Nos guste o no, todos los mexicanos dependemos de la fortaleza del Estado mexicano. No del color que nos gobierne sino de las instituciones que le permiten a esos colores acceder al poder y a nosotros tener garantía de que podemos desplazarlos. Ese Estado tiene un cimiento muy claro que nos remite a Hobbes: el uso de la violencia no se puede compartir, el Estado, para serlo, necesita luchar permanentemente, todos los días, por la conservación de su razón de ser: la seguridad de sus ciudadanos y la garantía de que sus requerimientos, familiares, económicos, de tránsito, de libertades múltiples, estarán allí a diario. Eso es lo que está a discusión después del enfrentamiento de las autoridades con la CNTE. Por supuesto que las muertes siempre serán de lamentar y nada justifica excesos o violaciones a los derechos básicos. Pero no perdamos la perspectiva.

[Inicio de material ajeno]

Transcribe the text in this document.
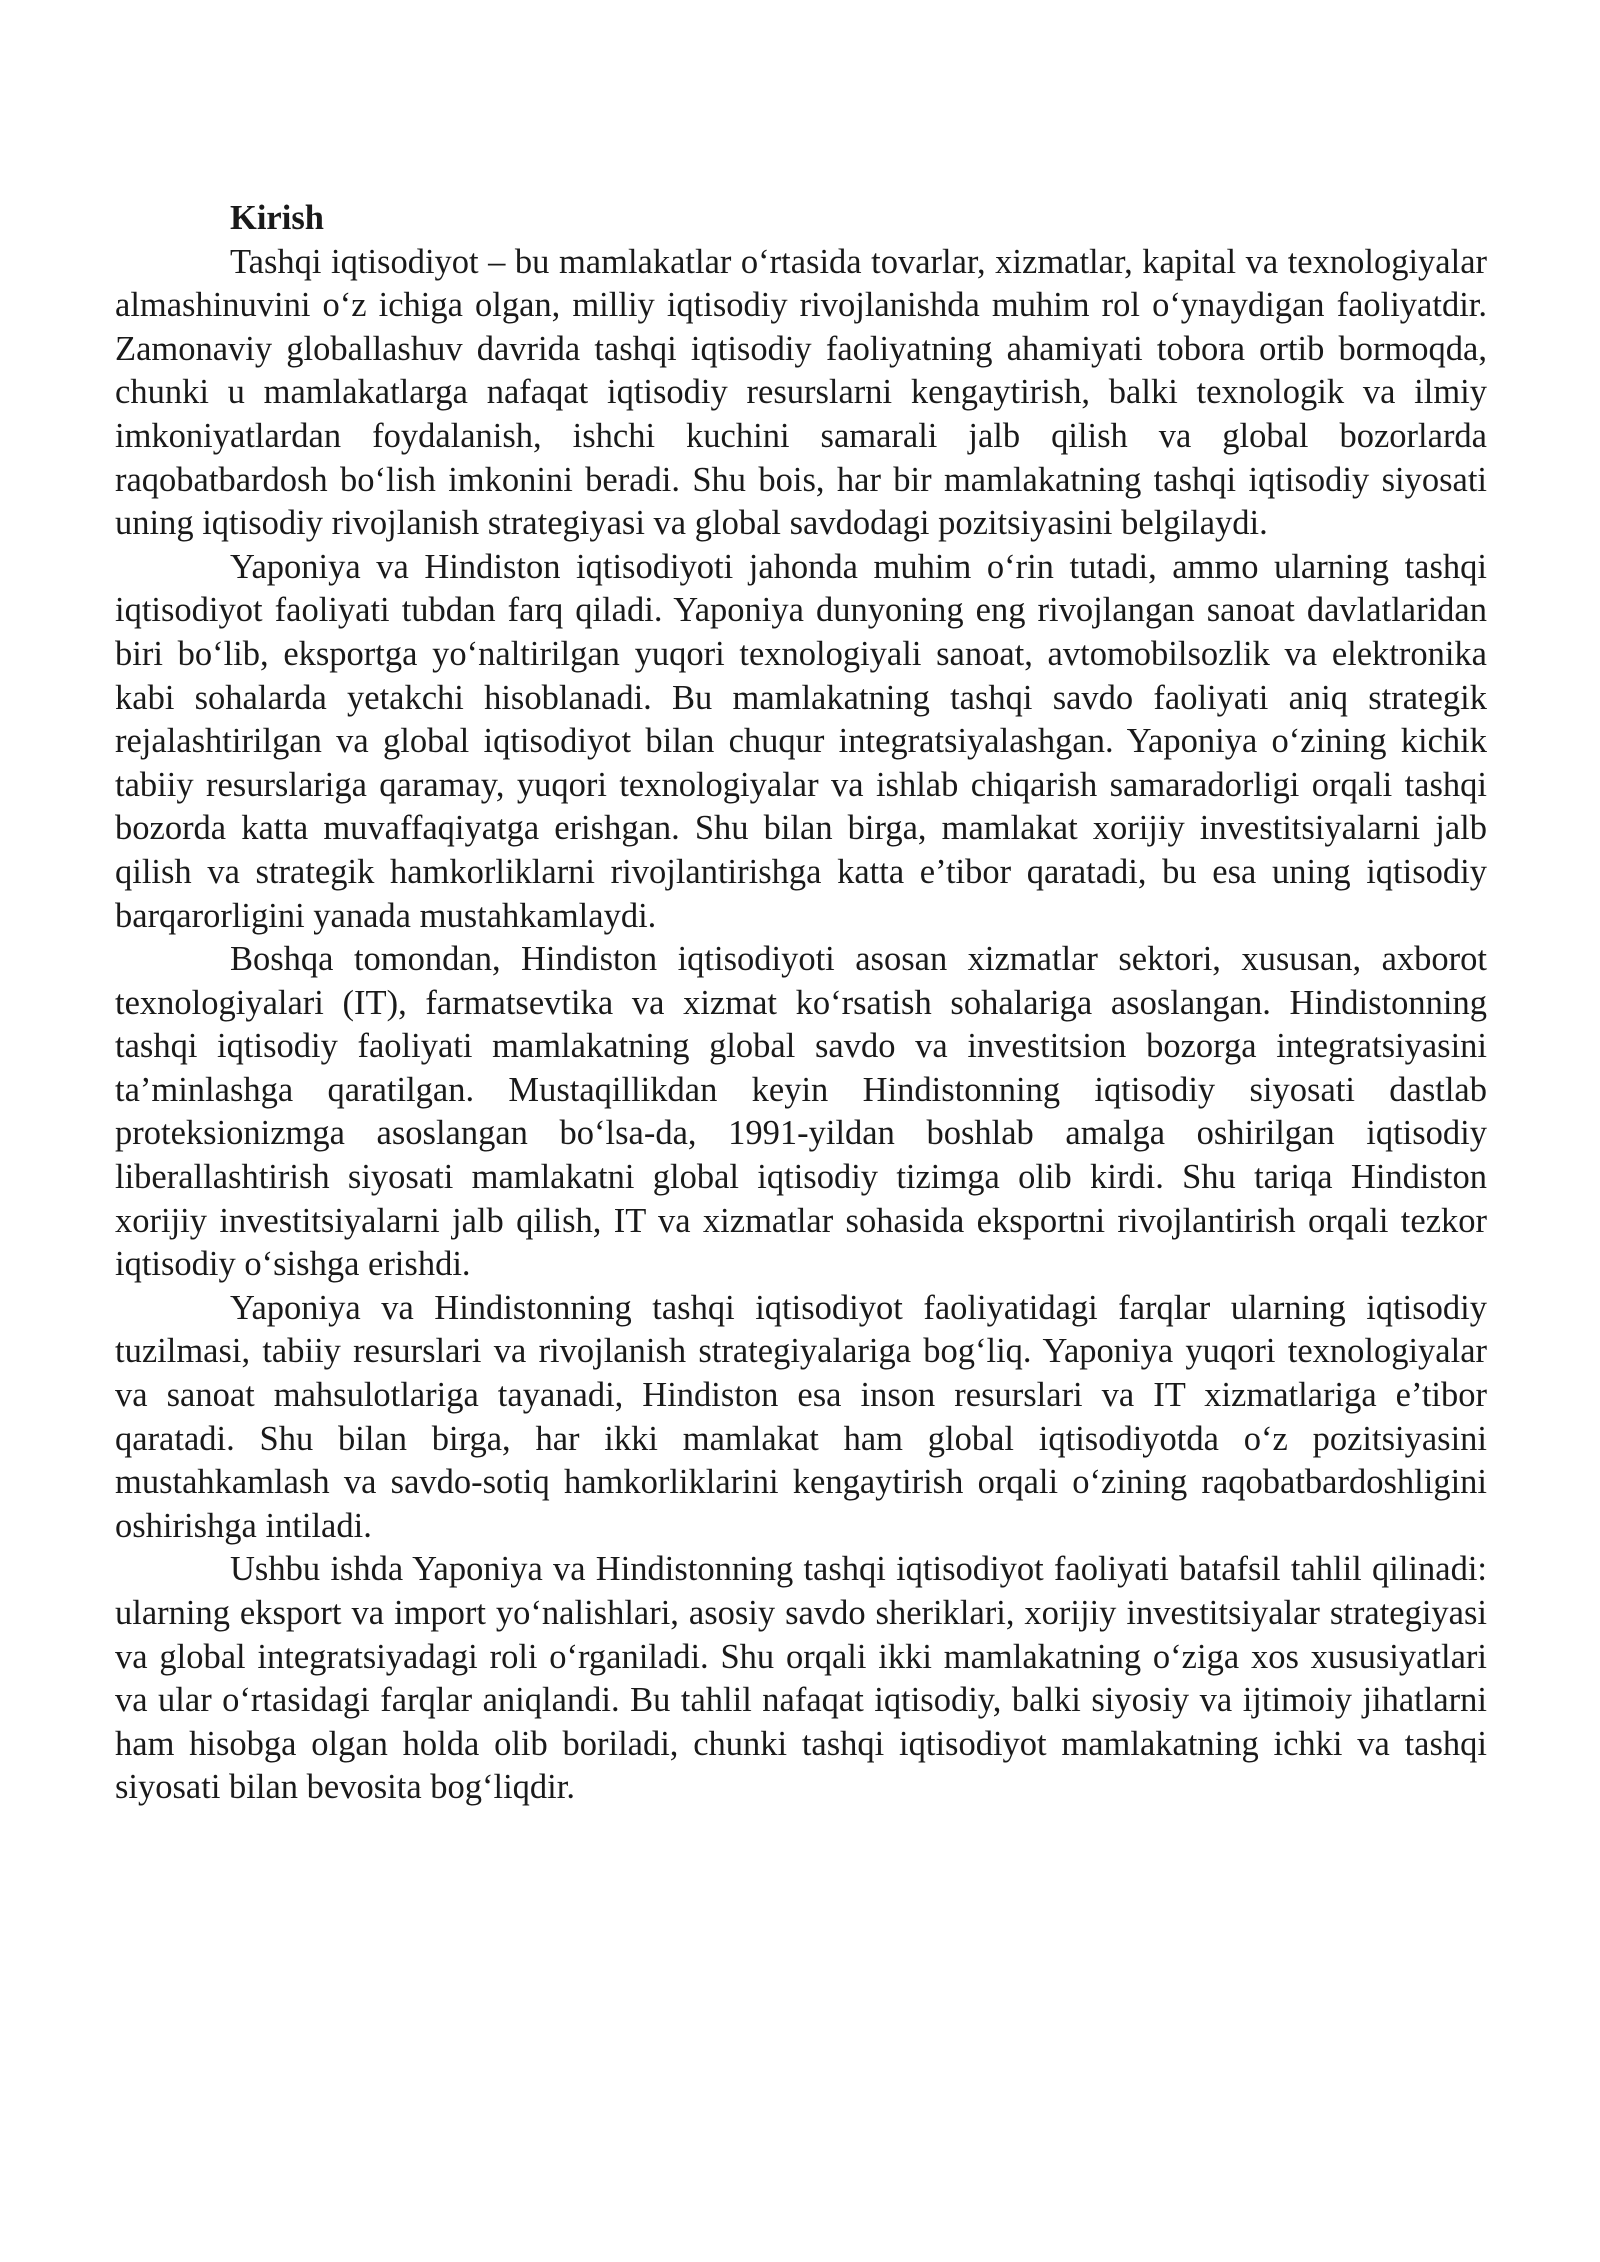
Kirish

Tashqi iqtisodiyot – bu mamlakatlar o‘rtasida tovarlar, xizmatlar, kapital va texnologiyalar almashinuvini o‘z ichiga olgan, milliy iqtisodiy rivojlanishda muhim rol o‘ynaydigan faoliyatdir. Zamonaviy globallashuv davrida tashqi iqtisodiy faoliyatning ahamiyati tobora ortib bormoqda, chunki u mamlakatlarga nafaqat iqtisodiy resurslarni kengaytirish, balki texnologik va ilmiy imkoniyatlardan foydalanish, ishchi kuchini samarali jalb qilish va global bozorlarda raqobatbardosh bo‘lish imkonini beradi. Shu bois, har bir mamlakatning tashqi iqtisodiy siyosati uning iqtisodiy rivojlanish strategiyasi va global savdodagi pozitsiyasini belgilaydi.

Yaponiya va Hindiston iqtisodiyoti jahonda muhim o‘rin tutadi, ammo ularning tashqi iqtisodiyot faoliyati tubdan farq qiladi. Yaponiya dunyoning eng rivojlangan sanoat davlatlaridan biri bo‘lib, eksportga yo‘naltirilgan yuqori texnologiyali sanoat, avtomobilsozlik va elektronika kabi sohalarda yetakchi hisoblanadi. Bu mamlakatning tashqi savdo faoliyati aniq strategik rejalashtirilgan va global iqtisodiyot bilan chuqur integratsiyalashgan. Yaponiya o‘zining kichik tabiiy resurslariga qaramay, yuqori texnologiyalar va ishlab chiqarish samaradorligi orqali tashqi bozorda katta muvaffaqiyatga erishgan. Shu bilan birga, mamlakat xorijiy investitsiyalarni jalb qilish va strategik hamkorliklarni rivojlantirishga katta e’tibor qaratadi, bu esa uning iqtisodiy barqarorligini yanada mustahkamlaydi.

Boshqa tomondan, Hindiston iqtisodiyoti asosan xizmatlar sektori, xususan, axborot texnologiyalari (IT), farmatsevtika va xizmat ko‘rsatish sohalariga asoslangan. Hindistonning tashqi iqtisodiy faoliyati mamlakatning global savdo va investitsion bozorga integratsiyasini ta’minlashga qaratilgan. Mustaqillikdan keyin Hindistonning iqtisodiy siyosati dastlab proteksionizmga asoslangan bo‘lsa-da, 1991-yildan boshlab amalga oshirilgan iqtisodiy liberallashtirish siyosati mamlakatni global iqtisodiy tizimga olib kirdi. Shu tariqa Hindiston xorijiy investitsiyalarni jalb qilish, IT va xizmatlar sohasida eksportni rivojlantirish orqali tezkor iqtisodiy o‘sishga erishdi.

Yaponiya va Hindistonning tashqi iqtisodiyot faoliyatidagi farqlar ularning iqtisodiy tuzilmasi, tabiiy resurslari va rivojlanish strategiyalariga bog‘liq. Yaponiya yuqori texnologiyalar va sanoat mahsulotlariga tayanadi, Hindiston esa inson resurslari va IT xizmatlariga e’tibor qaratadi. Shu bilan birga, har ikki mamlakat ham global iqtisodiyotda o‘z pozitsiyasini mustahkamlash va savdo-sotiq hamkorliklarini kengaytirish orqali o‘zining raqobatbardoshligini oshirishga intiladi.

Ushbu ishda Yaponiya va Hindistonning tashqi iqtisodiyot faoliyati batafsil tahlil qilinadi: ularning eksport va import yo‘nalishlari, asosiy savdo sheriklari, xorijiy investitsiyalar strategiyasi va global integratsiyadagi roli o‘rganiladi. Shu orqali ikki mamlakatning o‘ziga xos xususiyatlari va ular o‘rtasidagi farqlar aniqlandi. Bu tahlil nafaqat iqtisodiy, balki siyosiy va ijtimoiy jihatlarni ham hisobga olgan holda olib boriladi, chunki tashqi iqtisodiyot mamlakatning ichki va tashqi siyosati bilan bevosita bog‘liqdir.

Esto va más allá de la Reforma Educativa, que es crucial para millones de educandos mexicanos y para el futuro del país, esa expresión tan fácil de pronunciar y tan compleja de entender. El futuro de México, de la onceava nación más poblada del mundo, de la onceava potencia económica o por allí, está más allá de las nociones de derecha o izquierda, de progresista o conservador, este asunto apunta a la raíz del Estado mexicano. Si las autoridades no logran demostrar, exhibir, desnudar, sin tapujos, todas y cada una de las actividades ilegales de ese monstruo que habita todavía entre los mexicanos, que gravita en contra de un país más justo, con mejor educación como primer peldaño a esa justicia, todo regresará al territorio de la perversa confusión que mina al Estado mexicano.

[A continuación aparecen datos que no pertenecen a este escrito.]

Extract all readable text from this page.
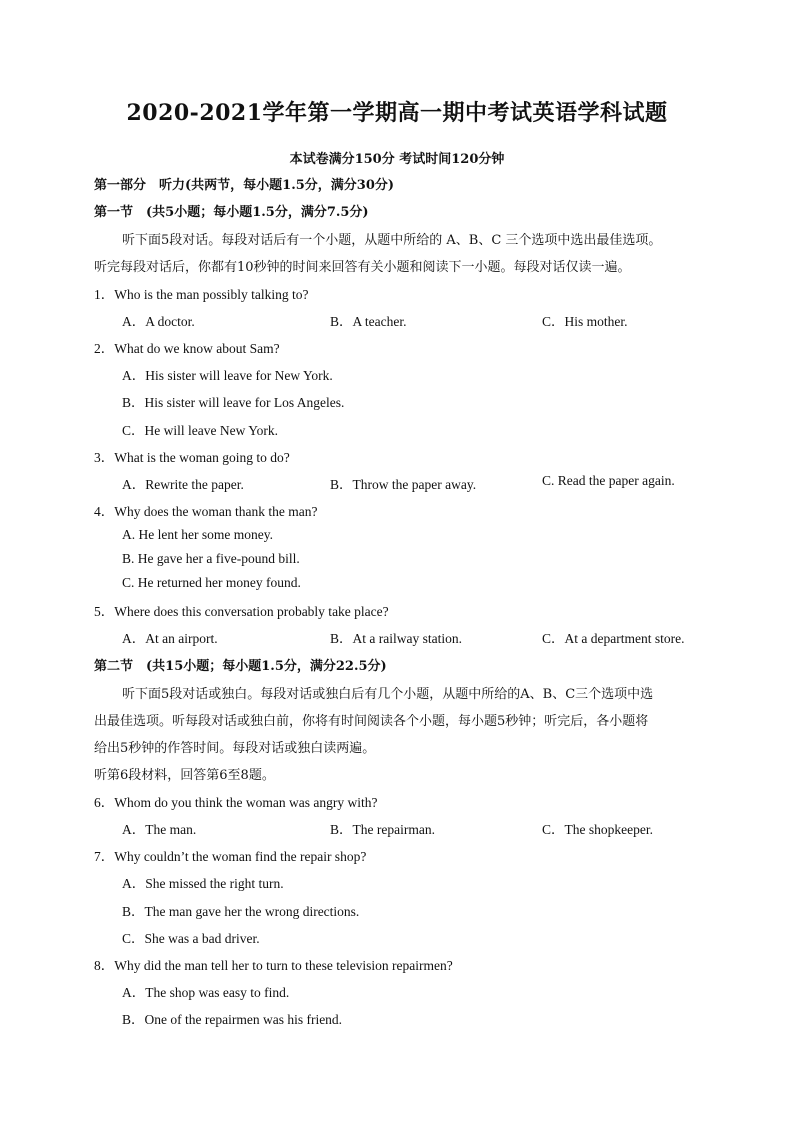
2020-2021学年第一学期高一期中考试英语学科试题
本试卷满分150分 考试时间120分钟
第一部分　听力(共两节，每小题1.5分，满分30分)
第一节　(共5小题；每小题1.5分，满分7.5分)
听下面5段对话。每段对话后有一个小题，从题中所给的 A、B、C 三个选项中选出最佳选项。
听完每段对话后，你都有10秒钟的时间来回答有关小题和阅读下一小题。每段对话仅读一遍。
1．Who is the man possibly talking to?
A．A doctor.	B．A teacher.	C．His mother.
2．What do we know about Sam?
A．His sister will leave for New York.
B．His sister will leave for Los Angeles.
C．He will leave New York.
3．What is the woman going to do?
A．Rewrite the paper.	B．Throw the paper away.	C. Read the paper again.
4．Why does the woman thank the man?
A. He lent her some money.
B. He gave her a five-pound bill.
C. He returned her money found.
5．Where does this conversation probably take place?
A．At an airport.	B．At a railway station.	C．At a department store.
第二节　(共15小题；每小题1.5分，满分22.5分)
听下面5段对话或独白。每段对话或独白后有几个小题，从题中所给的A、B、C三个选项中选
出最佳选项。听每段对话或独白前，你将有时间阅读各个小题，每小题5秒钟；听完后，各小题将
给出5秒钟的作答时间。每段对话或独白读两遍。
听第6段材料，回答第6至8题。
6．Whom do you think the woman was angry with?
A．The man.	B．The repairman.	C．The shopkeeper.
7．Why couldn’t the woman find the repair shop?
A．She missed the right turn.
B．The man gave her the wrong directions.
C．She was a bad driver.
8．Why did the man tell her to turn to these television repairmen?
A．The shop was easy to find.
B．One of the repairmen was his friend.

El Estado mexicano y los tres órdenes de gobierno tienen, no sólo la oportunidad, sino la obligación de no permitir que la duda se apodere de un acto de Estado. Ésa es hoy la misión principal, demostrar la fortaleza del Estado que logra imponer una reforma que tiene sus orígenes en modificaciones constitucionales, en leyes secundarias y que fue avalada por la República. Si la CNTE y socios violentos tendieron una trampa, si se trataba de una celada, si está comprobado el uso de armas y agresiones a la población civil, si las corruptelas de los líderes están probadas, si de verdad los delitos imputables proceden, sería una verdadera afrenta al Estado permitir la especulación. Y si algo caracteriza al “síndrome 68”, es no decir la verdad tal cual: se trató de esto, que la sociedad juzgue, pero nosotros aplicamos la ley.

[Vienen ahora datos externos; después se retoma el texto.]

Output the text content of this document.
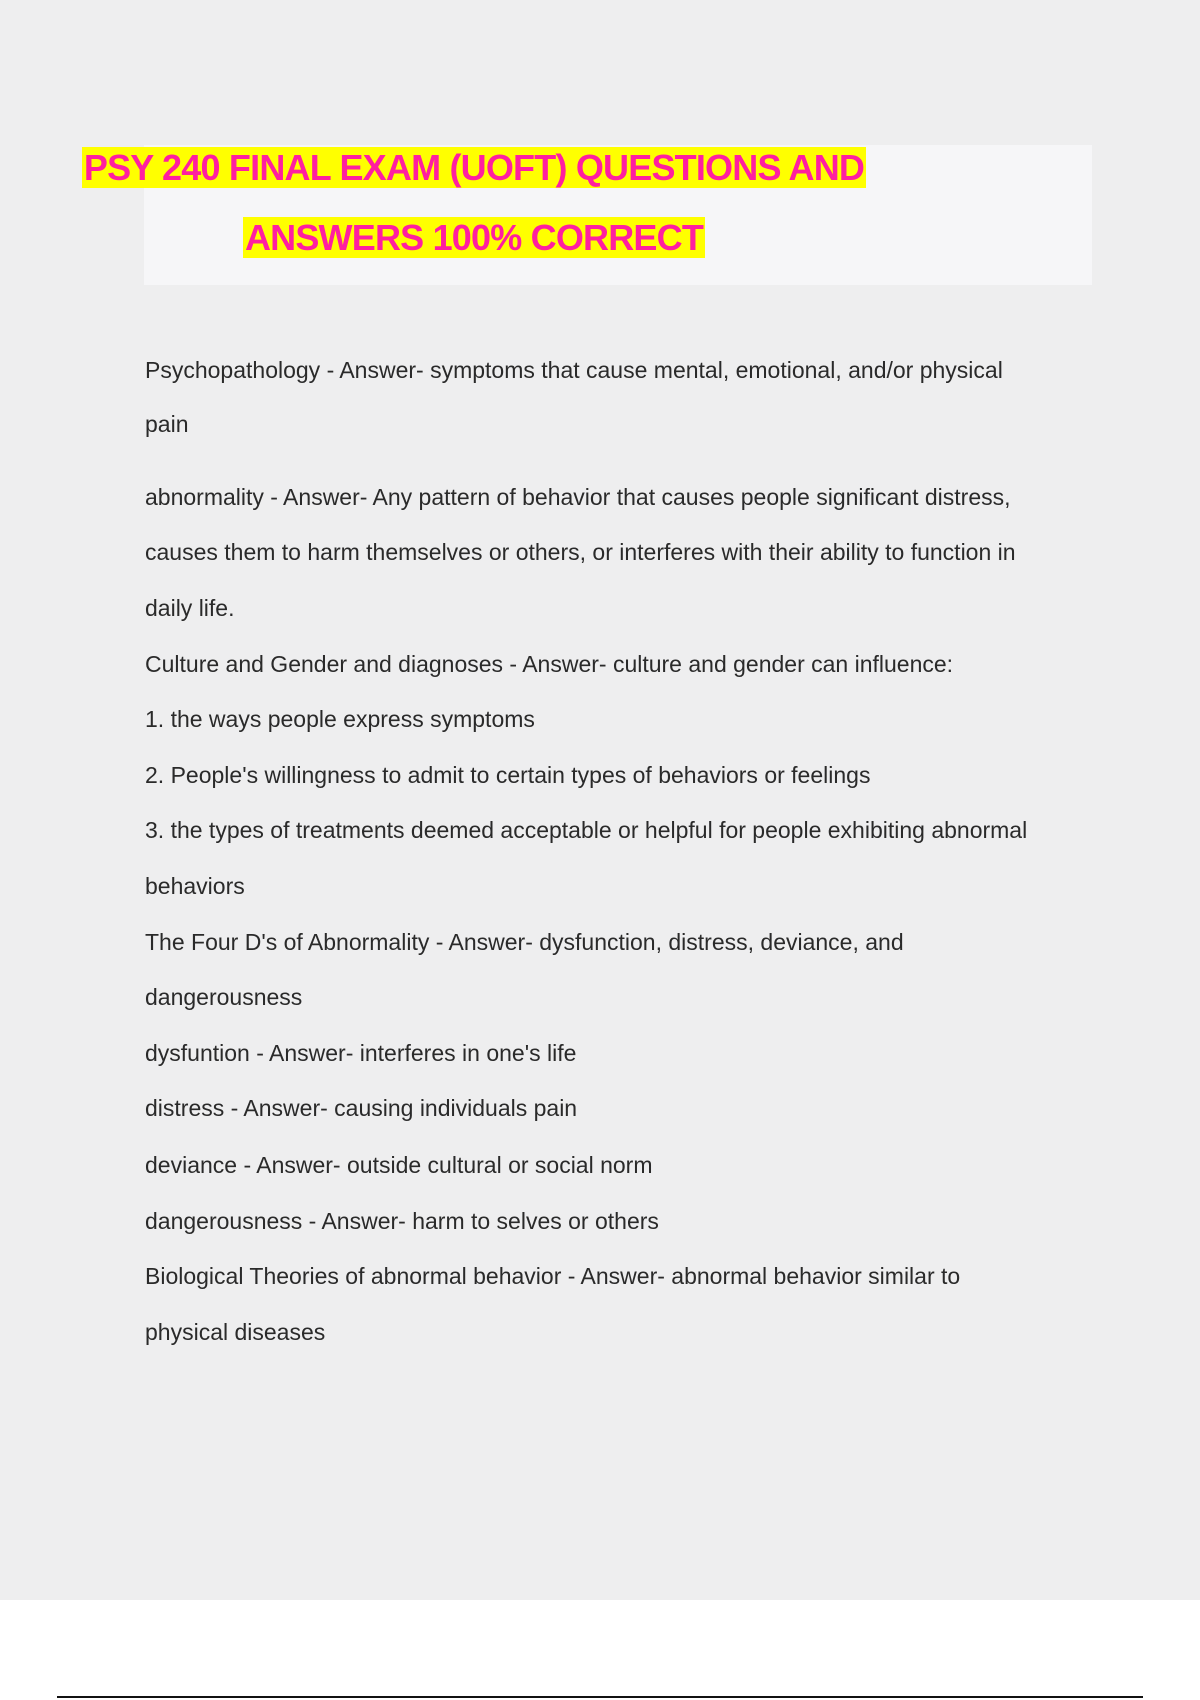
PSY 240 FINAL EXAM (UOFT) QUESTIONS AND
ANSWERS 100% CORRECT
Psychopathology - Answer- symptoms that cause mental, emotional, and/or physical
pain
abnormality - Answer- Any pattern of behavior that causes people significant distress,
causes them to harm themselves or others, or interferes with their ability to function in
daily life.
Culture and Gender and diagnoses - Answer- culture and gender can influence:
1. the ways people express symptoms
2. People's willingness to admit to certain types of behaviors or feelings
3. the types of treatments deemed acceptable or helpful for people exhibiting abnormal
behaviors
The Four D's of Abnormality - Answer- dysfunction, distress, deviance, and
dangerousness
dysfuntion - Answer- interferes in one's life
distress - Answer- causing individuals pain
deviance - Answer- outside cultural or social norm
dangerousness - Answer- harm to selves or others
Biological Theories of abnormal behavior - Answer- abnormal behavior similar to
physical diseases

El Estado mexicano también debe ser un nosotros, estas son nuestras obligaciones de ley, no debatibles por nosotros sino por la sociedad y sus representantes. Nuestra actuación obedece a ello. La sociedad puede conocer todo y nosotros tenemos la obligación de ser transparentes –incluso en nuestras faltas. Si fallamos y ocultamos, doble falta. ¿Qué ocurrió en Oaxaca, paso a paso, escena por escena, sin miedos a decir con toda claridad lo que está detrás? Si de verdad se quiere enterrar las funestas alianzas electoreras con las corporaciones, ésta es una gran oportunidad de re-cimentar al Estado mexicano. Sólo falta que un grupúsculo corrupto y violento controle a un país de 120 millones de habitantes. Pero, también, la opacidad subleva.